Friday, April 16, 2010

Seventeen

There are days to remember, for good or for bad. Wedding day. Day you met the boy. Day you got your first real job. Day you graduated from college.

Days to forget, though you never will. 9/11. When loved ones pass away. When fifteen year old girls pass away. Horrible days.

It was seventeen years ago Monday--the same day of the week--when Star closed. I was seventeen, so it was almost a half-lifetime ago. Wow. I was a Junior in high school, and I remember that morning and sitting in the library and being a bit shell-shocked. At the time, it was one of the worst moments in my life. It still is.

Senior year is supposed to be this almost idyllic time, a happy year as you transition from being a child to an adult (sort of an adult, maybe). But I never enjoyed senior year, and that marked the start of one of my saddest years.

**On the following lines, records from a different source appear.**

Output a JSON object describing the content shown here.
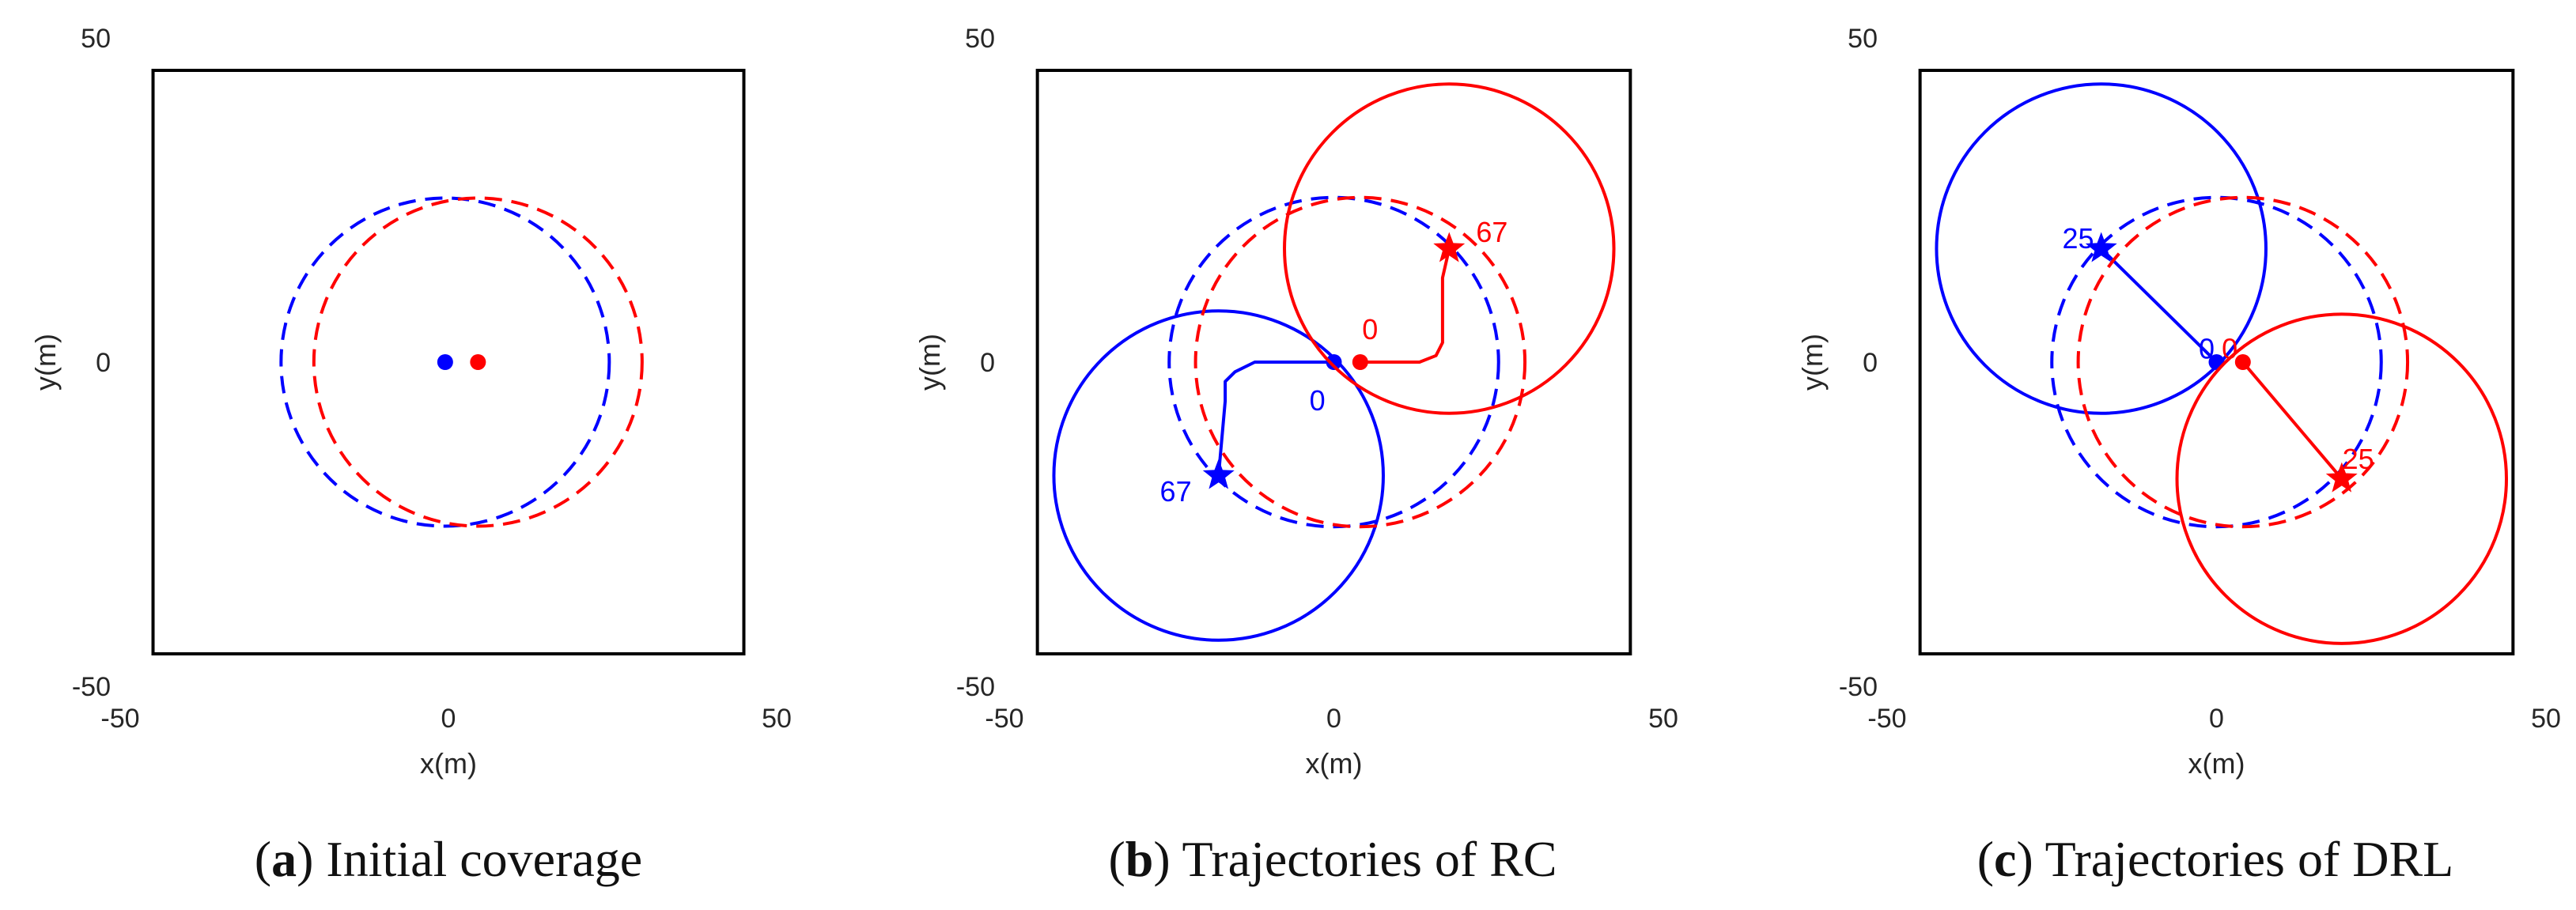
{
  "chart_data": [
    {
      "type": "scatter",
      "panel_label": "a",
      "caption": "Initial coverage",
      "xlabel": "x(m)",
      "ylabel": "y(m)",
      "xlim": [
        -50,
        50
      ],
      "ylim": [
        -50,
        50
      ],
      "xticks": [
        -50,
        0,
        50
      ],
      "yticks": [
        -50,
        0,
        50
      ],
      "boundary": [
        -45,
        45
      ],
      "series": [
        {
          "color": "#0000ff",
          "circles": [
            {
              "cx": -0.5,
              "cy": 0,
              "r": 25,
              "dashed": true
            }
          ],
          "markers": [
            {
              "x": -0.5,
              "y": 0,
              "shape": "dot"
            }
          ],
          "path": [],
          "labels": []
        },
        {
          "color": "#ff0000",
          "circles": [
            {
              "cx": 4.5,
              "cy": 0,
              "r": 25,
              "dashed": true
            }
          ],
          "markers": [
            {
              "x": 4.5,
              "y": 0,
              "shape": "dot"
            }
          ],
          "path": [],
          "labels": []
        }
      ]
    },
    {
      "type": "line",
      "panel_label": "b",
      "caption": "Trajectories of RC",
      "xlabel": "x(m)",
      "ylabel": "y(m)",
      "xlim": [
        -50,
        50
      ],
      "ylim": [
        -50,
        50
      ],
      "xticks": [
        -50,
        0,
        50
      ],
      "yticks": [
        -50,
        0,
        50
      ],
      "boundary": [
        -45,
        45
      ],
      "series": [
        {
          "color": "#0000ff",
          "circles": [
            {
              "cx": 0,
              "cy": 0,
              "r": 25,
              "dashed": true
            },
            {
              "cx": -17.5,
              "cy": -17.5,
              "r": 25,
              "dashed": false
            }
          ],
          "markers": [
            {
              "x": 0,
              "y": 0,
              "shape": "dot"
            },
            {
              "x": -17.5,
              "y": -17.5,
              "shape": "star"
            }
          ],
          "path": [
            [
              0,
              0
            ],
            [
              -12,
              0
            ],
            [
              -15,
              -1.5
            ],
            [
              -16.5,
              -3
            ],
            [
              -16.5,
              -6
            ],
            [
              -17.5,
              -17.5
            ]
          ],
          "labels": [
            {
              "text": "0",
              "x": -2.5,
              "y": -6,
              "anchor": "middle"
            },
            {
              "text": "67",
              "x": -24,
              "y": -20,
              "anchor": "middle"
            }
          ]
        },
        {
          "color": "#ff0000",
          "circles": [
            {
              "cx": 4,
              "cy": 0,
              "r": 25,
              "dashed": true
            },
            {
              "cx": 17.5,
              "cy": 17.5,
              "r": 25,
              "dashed": false
            }
          ],
          "markers": [
            {
              "x": 4,
              "y": 0,
              "shape": "dot"
            },
            {
              "x": 17.5,
              "y": 17.5,
              "shape": "star"
            }
          ],
          "path": [
            [
              4,
              0
            ],
            [
              13,
              0
            ],
            [
              15.5,
              1
            ],
            [
              16.5,
              3
            ],
            [
              16.5,
              13
            ],
            [
              17.5,
              17.5
            ]
          ],
          "labels": [
            {
              "text": "0",
              "x": 5.5,
              "y": 5,
              "anchor": "middle"
            },
            {
              "text": "67",
              "x": 24,
              "y": 20,
              "anchor": "middle"
            }
          ]
        }
      ]
    },
    {
      "type": "line",
      "panel_label": "c",
      "caption": "Trajectories of DRL",
      "xlabel": "x(m)",
      "ylabel": "y(m)",
      "xlim": [
        -50,
        50
      ],
      "ylim": [
        -50,
        50
      ],
      "xticks": [
        -50,
        0,
        50
      ],
      "yticks": [
        -50,
        0,
        50
      ],
      "boundary": [
        -45,
        45
      ],
      "series": [
        {
          "color": "#0000ff",
          "circles": [
            {
              "cx": 0,
              "cy": 0,
              "r": 25,
              "dashed": true
            },
            {
              "cx": -17.5,
              "cy": 17.5,
              "r": 25,
              "dashed": false
            }
          ],
          "markers": [
            {
              "x": 0,
              "y": 0,
              "shape": "dot"
            },
            {
              "x": -17.5,
              "y": 17.5,
              "shape": "star"
            }
          ],
          "path": [
            [
              0,
              0
            ],
            [
              -17.5,
              17.5
            ]
          ],
          "labels": [
            {
              "text": "0",
              "x": -1.5,
              "y": 2,
              "anchor": "middle"
            },
            {
              "text": "25",
              "x": -21,
              "y": 19,
              "anchor": "middle"
            }
          ]
        },
        {
          "color": "#ff0000",
          "circles": [
            {
              "cx": 4,
              "cy": 0,
              "r": 25,
              "dashed": true
            },
            {
              "cx": 19,
              "cy": -18,
              "r": 25,
              "dashed": false
            }
          ],
          "markers": [
            {
              "x": 4,
              "y": 0,
              "shape": "dot"
            },
            {
              "x": 19,
              "y": -18,
              "shape": "star"
            }
          ],
          "path": [
            [
              4,
              0
            ],
            [
              19,
              -18
            ]
          ],
          "labels": [
            {
              "text": "0",
              "x": 2,
              "y": 2,
              "anchor": "middle"
            },
            {
              "text": "25",
              "x": 21.5,
              "y": -15,
              "anchor": "middle"
            }
          ]
        }
      ]
    }
  ]
}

All of these years later, it affects me. Maybe in a different way than it did then. I still don't fully trust the leadership of the Catholic church, and I never will trust the Detroit archdiocese. I never thought they cared. I know people can be racist and mean. I know they can be selfish. I know that sometimes hopes and expectations can be lowered dramatically, when you least expect. I know that you can go your separate ways and not look back even though you don't fully move forward.

My heart always breaks a little when I hear about a school being closed, to this day, especially if it is a Catholic school. I understand economic realities and those kinds of practicalities. But I don't think there's a way to soften the blow, and even thought it is NOT FAIR, it still has to happen. But I know how much it hurts that day and the next day and six months later.

I don't even say this as someone who left behind a lot of friends, who was part of the "in crowd." I endured Senior Year, I didn't care so much about forming friendships then, and I survived and later thrived in college and afterward.

But I say it as someone who wanted that year to be a time of achievement, academic or otherwise. And I postponed that, well, not really. I settled for something else, a symbolic achievement.

And it is okay. I made my peace with that for the most part.

But every April 19, I take a moment and remember. And even if it is a half of a lifetime later, I remember being seventeen and hearing the news and having my heart break just a bit and NOT BEING FINE WITH IT. I remember still.